By Bryan Larrick on June 18, 2012 2:44 PM
Last week, Amazon updated it's Kindle app for iOS. For the iPad, the new update is a case study in poor design. From the update blurb in the app store:
Improved reading experience on iPad: Smaller margins and a cleaner look help you focus on the author's words.
When I first saw this in the blurb, I was immediately suspicious. It's hard to overstate the importance of healthy margins and whitespace in good design. Generally, it's also one of the earlier casualties when good design meets project managers and clients who aren't designers. But I updated the app anyway. Upon opening, I saw what had been a decent treatment of margins had been destroyed by the redesign:
The image on the left is a screen capture from an iPad without the update installed (I'm a developer, I have more than one iPad. How first world of me.). The image on the right is with the update installed.
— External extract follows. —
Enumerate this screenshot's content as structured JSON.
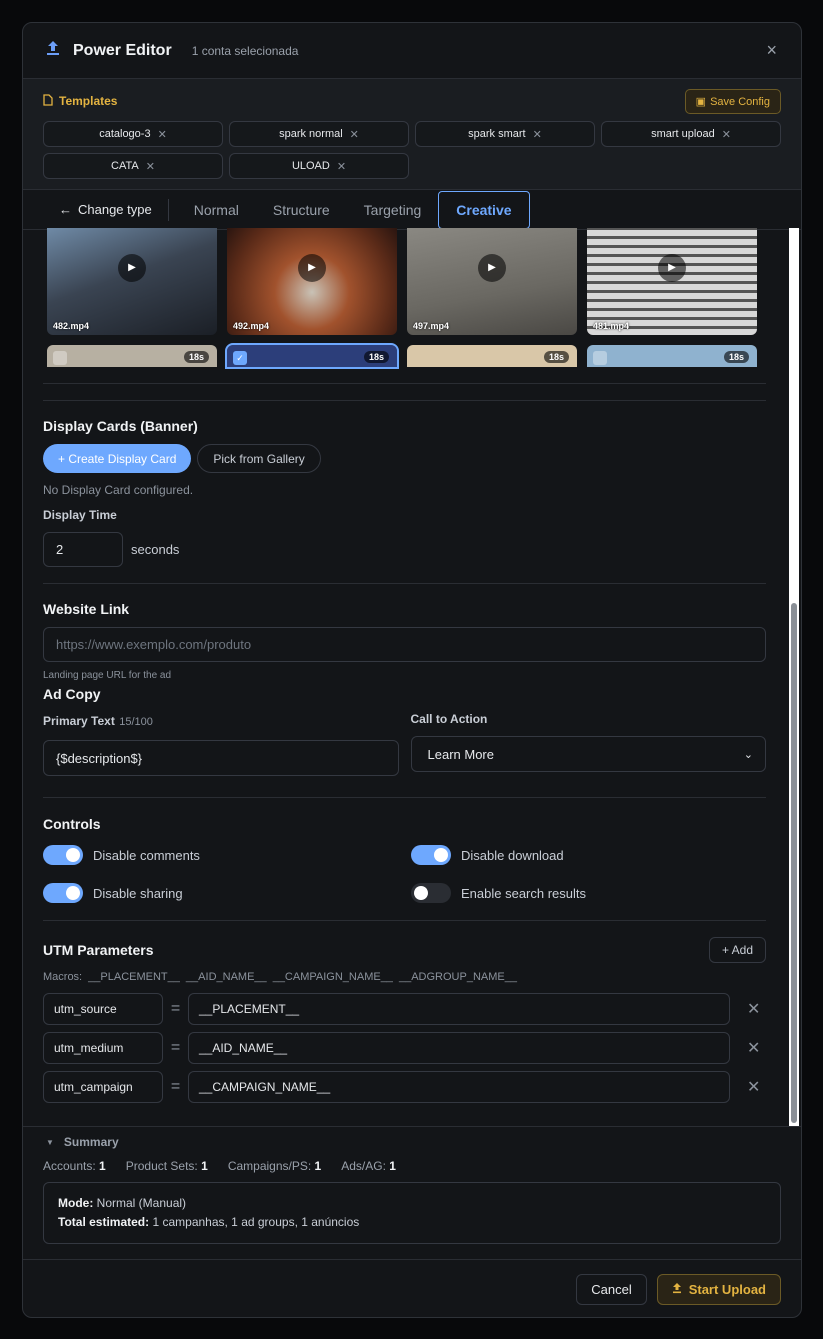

The smaller margins do indeed help a user focus on the words. In fact, that's all a user can focus on. What Amazon has done is create a solid mass of text that has no breathing room. It's claustrophobic. It's stressed. It's like standing three feet in front of a brick wall and pretending you're appreciating the architecture of a building.
The words are the most important aspect of a book. That's intuitive. But, presentation is very important. Having ample margins helps the eye flow over the text and makes it easier to move from one line to the next while reading. Making the margins smaller in the app hinders the ease with which the eye can move over the page, making the book harder to read, not easier. Also, it's just ugly.
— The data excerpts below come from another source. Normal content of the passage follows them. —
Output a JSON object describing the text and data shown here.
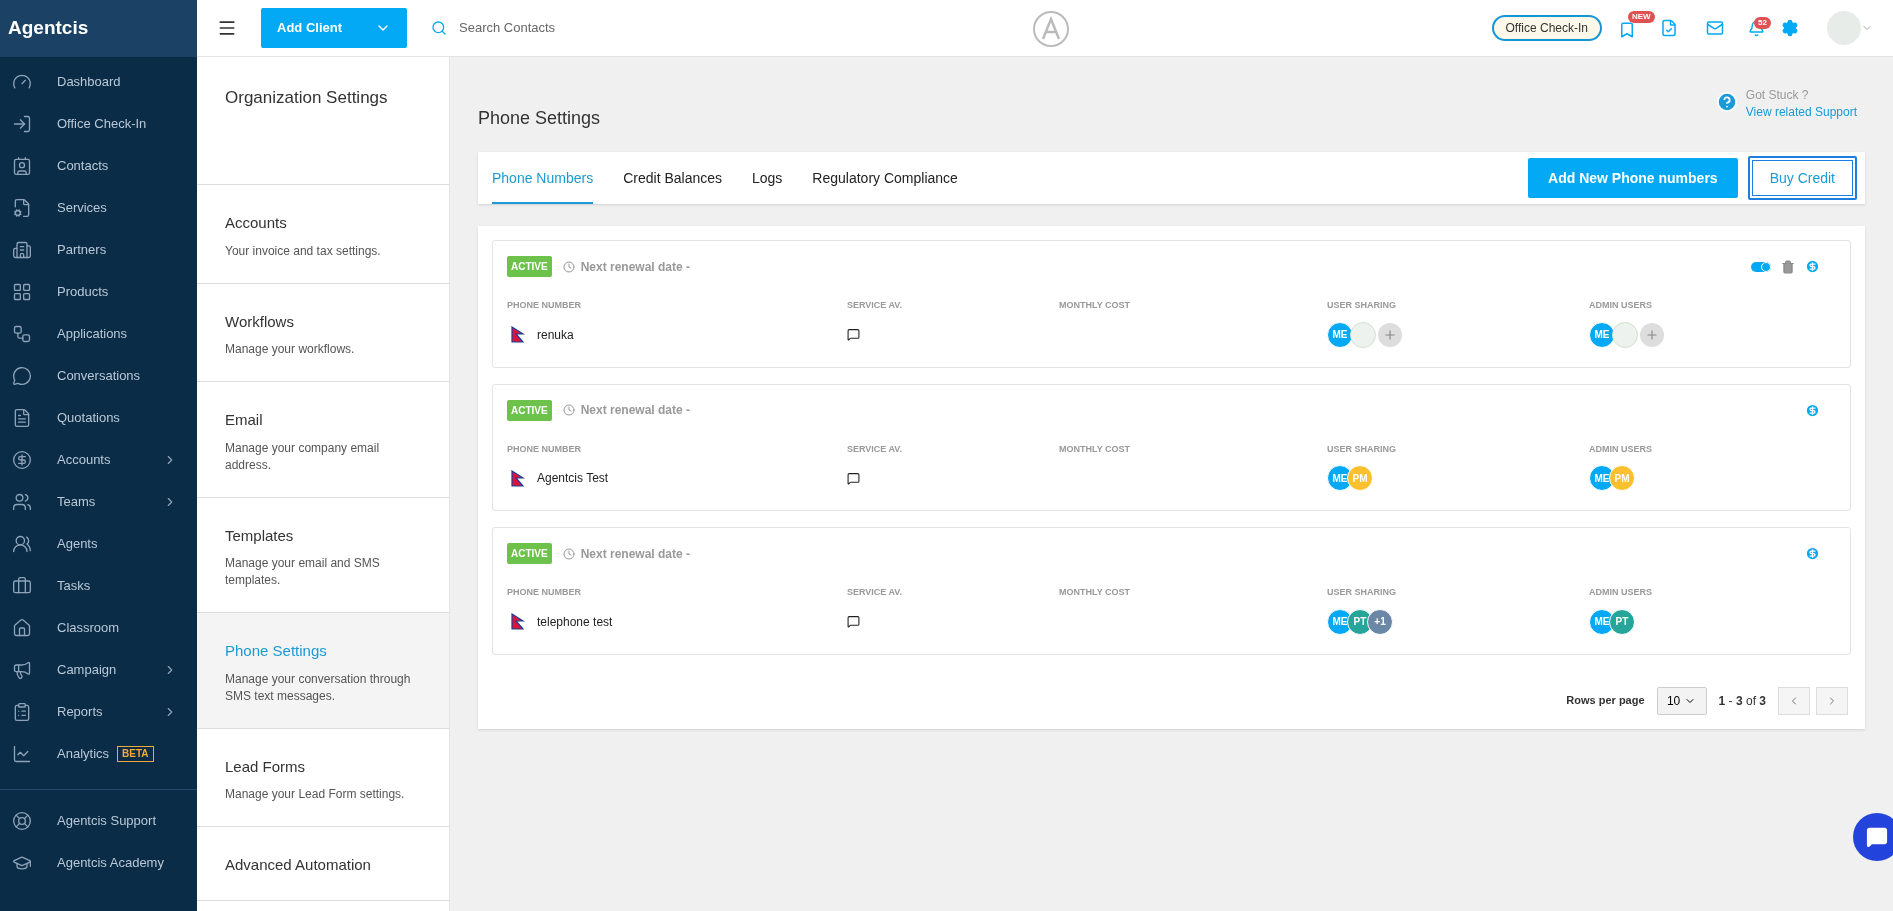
{
  "brand": "Agentcis",
  "sidebar": {
    "items": [
      {
        "label": "Dashboard",
        "has_submenu": false
      },
      {
        "label": "Office Check-In",
        "has_submenu": false
      },
      {
        "label": "Contacts",
        "has_submenu": false
      },
      {
        "label": "Services",
        "has_submenu": false
      },
      {
        "label": "Partners",
        "has_submenu": false
      },
      {
        "label": "Products",
        "has_submenu": false
      },
      {
        "label": "Applications",
        "has_submenu": false
      },
      {
        "label": "Conversations",
        "has_submenu": false
      },
      {
        "label": "Quotations",
        "has_submenu": false
      },
      {
        "label": "Accounts",
        "has_submenu": true
      },
      {
        "label": "Teams",
        "has_submenu": true
      },
      {
        "label": "Agents",
        "has_submenu": false
      },
      {
        "label": "Tasks",
        "has_submenu": false
      },
      {
        "label": "Classroom",
        "has_submenu": false
      },
      {
        "label": "Campaign",
        "has_submenu": true
      },
      {
        "label": "Reports",
        "has_submenu": true
      },
      {
        "label": "Analytics",
        "has_submenu": false,
        "badge": "BETA"
      }
    ],
    "footer_items": [
      {
        "label": "Agentcis Support"
      },
      {
        "label": "Agentcis Academy"
      }
    ]
  },
  "topbar": {
    "add_button": "Add Client",
    "search": {
      "placeholder": "Search Contacts"
    },
    "check_in_button": "Office Check-In",
    "new_badge": "NEW",
    "notification_count": "52"
  },
  "settings_nav": {
    "title": "Organization Settings",
    "items": [
      {
        "title": "Accounts",
        "description": "Your invoice and tax settings.",
        "selected": false
      },
      {
        "title": "Workflows",
        "description": "Manage your workflows.",
        "selected": false
      },
      {
        "title": "Email",
        "description": "Manage your company email address.",
        "selected": false
      },
      {
        "title": "Templates",
        "description": "Manage your email and SMS templates.",
        "selected": false
      },
      {
        "title": "Phone Settings",
        "description": "Manage your conversation through SMS text messages.",
        "selected": true
      },
      {
        "title": "Lead Forms",
        "description": "Manage your Lead Form settings.",
        "selected": false
      },
      {
        "title": "Advanced Automation",
        "selected": false
      }
    ]
  },
  "page": {
    "title": "Phone Settings",
    "help": {
      "question": "Got Stuck ?",
      "link": "View related Support"
    },
    "tabs": [
      {
        "label": "Phone Numbers",
        "selected": true
      },
      {
        "label": "Credit Balances",
        "selected": false
      },
      {
        "label": "Logs",
        "selected": false
      },
      {
        "label": "Regulatory Compliance",
        "selected": false
      }
    ],
    "buttons": [
      {
        "label": "Add New Phone numbers",
        "kind": "primary"
      },
      {
        "label": "Buy Credit",
        "kind": "outline"
      }
    ],
    "numbers": [
      {
        "status": "ACTIVE",
        "renewal": "Next renewal date -",
        "columns": [
          "PHONE NUMBER",
          "SERVICE AV.",
          "MONTHLY COST",
          "USER SHARING",
          "ADMIN USERS"
        ],
        "name": "renuka",
        "actions": [
          {
            "kind": "toggle",
            "on": true
          },
          {
            "kind": "delete"
          },
          {
            "kind": "billing"
          }
        ],
        "user_sharing": [
          {
            "kind": "initials",
            "text": "ME",
            "color": "#03a9f4"
          },
          {
            "kind": "photo"
          },
          {
            "kind": "add"
          }
        ],
        "admin_users": [
          {
            "kind": "initials",
            "text": "ME",
            "color": "#03a9f4"
          },
          {
            "kind": "photo"
          },
          {
            "kind": "add"
          }
        ]
      },
      {
        "status": "ACTIVE",
        "renewal": "Next renewal date -",
        "columns": [
          "PHONE NUMBER",
          "SERVICE AV.",
          "MONTHLY COST",
          "USER SHARING",
          "ADMIN USERS"
        ],
        "name": "Agentcis Test",
        "actions": [
          {
            "kind": "billing"
          }
        ],
        "user_sharing": [
          {
            "kind": "initials",
            "text": "ME",
            "color": "#03a9f4"
          },
          {
            "kind": "initials",
            "text": "PM",
            "color": "#fbc02d"
          }
        ],
        "admin_users": [
          {
            "kind": "initials",
            "text": "ME",
            "color": "#03a9f4"
          },
          {
            "kind": "initials",
            "text": "PM",
            "color": "#fbc02d"
          }
        ]
      },
      {
        "status": "ACTIVE",
        "renewal": "Next renewal date -",
        "columns": [
          "PHONE NUMBER",
          "SERVICE AV.",
          "MONTHLY COST",
          "USER SHARING",
          "ADMIN USERS"
        ],
        "name": "telephone test",
        "actions": [
          {
            "kind": "billing"
          }
        ],
        "user_sharing": [
          {
            "kind": "initials",
            "text": "ME",
            "color": "#03a9f4"
          },
          {
            "kind": "initials",
            "text": "PT",
            "color": "#26a69a"
          },
          {
            "kind": "initials",
            "text": "+1",
            "color": "#6b87a6"
          }
        ],
        "admin_users": [
          {
            "kind": "initials",
            "text": "ME",
            "color": "#03a9f4"
          },
          {
            "kind": "initials",
            "text": "PT",
            "color": "#26a69a"
          }
        ]
      }
    ],
    "pagination": {
      "label": "Rows per page",
      "rows": "10",
      "range": "**1** - **3** of **3**"
    }
  }
}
There is also a usability gap that was created with the update. Previously, the app's toolbar overlays would not interfere with the text on the page. Some people like to read with the toolbar visible. I'm not among them, but I respect that. After the update, keeping the toolbar visible is no longer a workable option:
Also, the new toolbar design has none of the nuance of the previous version. It's black, bold, and in a user's face. Even if it didn't cover up text, the look and feel of the new toolbar is a downgrade.
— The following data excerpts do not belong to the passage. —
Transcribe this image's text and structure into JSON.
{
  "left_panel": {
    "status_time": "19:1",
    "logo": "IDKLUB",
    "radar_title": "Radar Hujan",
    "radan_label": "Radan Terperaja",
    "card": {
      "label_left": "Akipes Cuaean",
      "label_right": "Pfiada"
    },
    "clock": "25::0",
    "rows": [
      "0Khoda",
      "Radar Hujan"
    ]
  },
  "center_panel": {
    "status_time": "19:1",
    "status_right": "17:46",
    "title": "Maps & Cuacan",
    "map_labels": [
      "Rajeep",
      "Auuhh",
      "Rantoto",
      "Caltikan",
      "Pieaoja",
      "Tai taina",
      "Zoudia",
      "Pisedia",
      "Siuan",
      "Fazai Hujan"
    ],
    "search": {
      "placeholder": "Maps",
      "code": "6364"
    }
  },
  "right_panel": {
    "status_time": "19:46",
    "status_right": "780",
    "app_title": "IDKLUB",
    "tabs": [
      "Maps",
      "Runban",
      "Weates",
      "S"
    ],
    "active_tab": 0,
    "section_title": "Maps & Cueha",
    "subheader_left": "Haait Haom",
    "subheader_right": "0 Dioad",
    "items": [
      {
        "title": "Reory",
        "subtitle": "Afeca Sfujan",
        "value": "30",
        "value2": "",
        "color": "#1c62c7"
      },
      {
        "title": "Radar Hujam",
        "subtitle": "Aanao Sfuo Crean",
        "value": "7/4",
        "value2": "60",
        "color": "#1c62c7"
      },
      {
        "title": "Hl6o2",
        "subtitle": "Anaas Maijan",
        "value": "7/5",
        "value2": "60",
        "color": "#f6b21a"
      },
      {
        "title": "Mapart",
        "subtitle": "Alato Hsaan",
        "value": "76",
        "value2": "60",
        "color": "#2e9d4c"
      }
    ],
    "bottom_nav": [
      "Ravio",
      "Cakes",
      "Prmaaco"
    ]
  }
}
The Kindle app in the iPad has been a conundrum ever since I began to use the device, simply because the presentation has always been suspect. The options for reading have been limited in ways I could never understand. First, there is only one font. This is an inexplicable omission. Currently, there are over fifty font families on the iPad. Limiting the user to only one makes little sense. In apps where content is coming from a single source, one font does make sense. The New York Times app has only one body font they use in their articles, but that font is part of their brand identity. Not only that, The Times is the source for the vast majority of the content they feature. But with Kindle, most, if not all, content has been created by other sources. Just like you would never expect every book one buys from a brick and mortar store to have the same font, no user should expect that limitation to exist on their digital devices.
Secondly are the options for font size. In the Kindle app, there are six font sizes available, from laughably small to big enough for my grandmother to read without her glasses, with little variation in between. The above screen captures are using font size number 3. Here is a side by side comparison of font size 2 and 3:
The difference between the two sizes is quite large. A little more variation would be welcome.
As it happens, there is no reason for Amazon to have a clunky, poorly designed reader app on the iPad. The first reader I ever installed on my iPad was Stanza, a free app originally developed by Lexcycle, a company subsequently purchased by Amazon in 2009. Stanza's interface while reading is beautifully designed. The margins are good, the themes on the page are more varied, a user can choose any of the font families installed on the iPad, and the distance between font sizes is much more flexible:
Stanza provides a much more pleasant reading experience compared to the Kindle app. But, Amazon has chosen to kill Stanza, releasing a single update for the initial release of iOS 5 with no more forthcoming. Amazon has the means to make a reader app with good design. They have chosen not to.
It's still early in the digital reader game. Publishers and typesetters have been working on design for centuries, while the Kindle has only been around for five years. Apart from design, there are problems with formatting and editing that still need to be improved to make readers better than a printed book. Right now, readers win on convenience, and not much else. Going backwards isn't helping.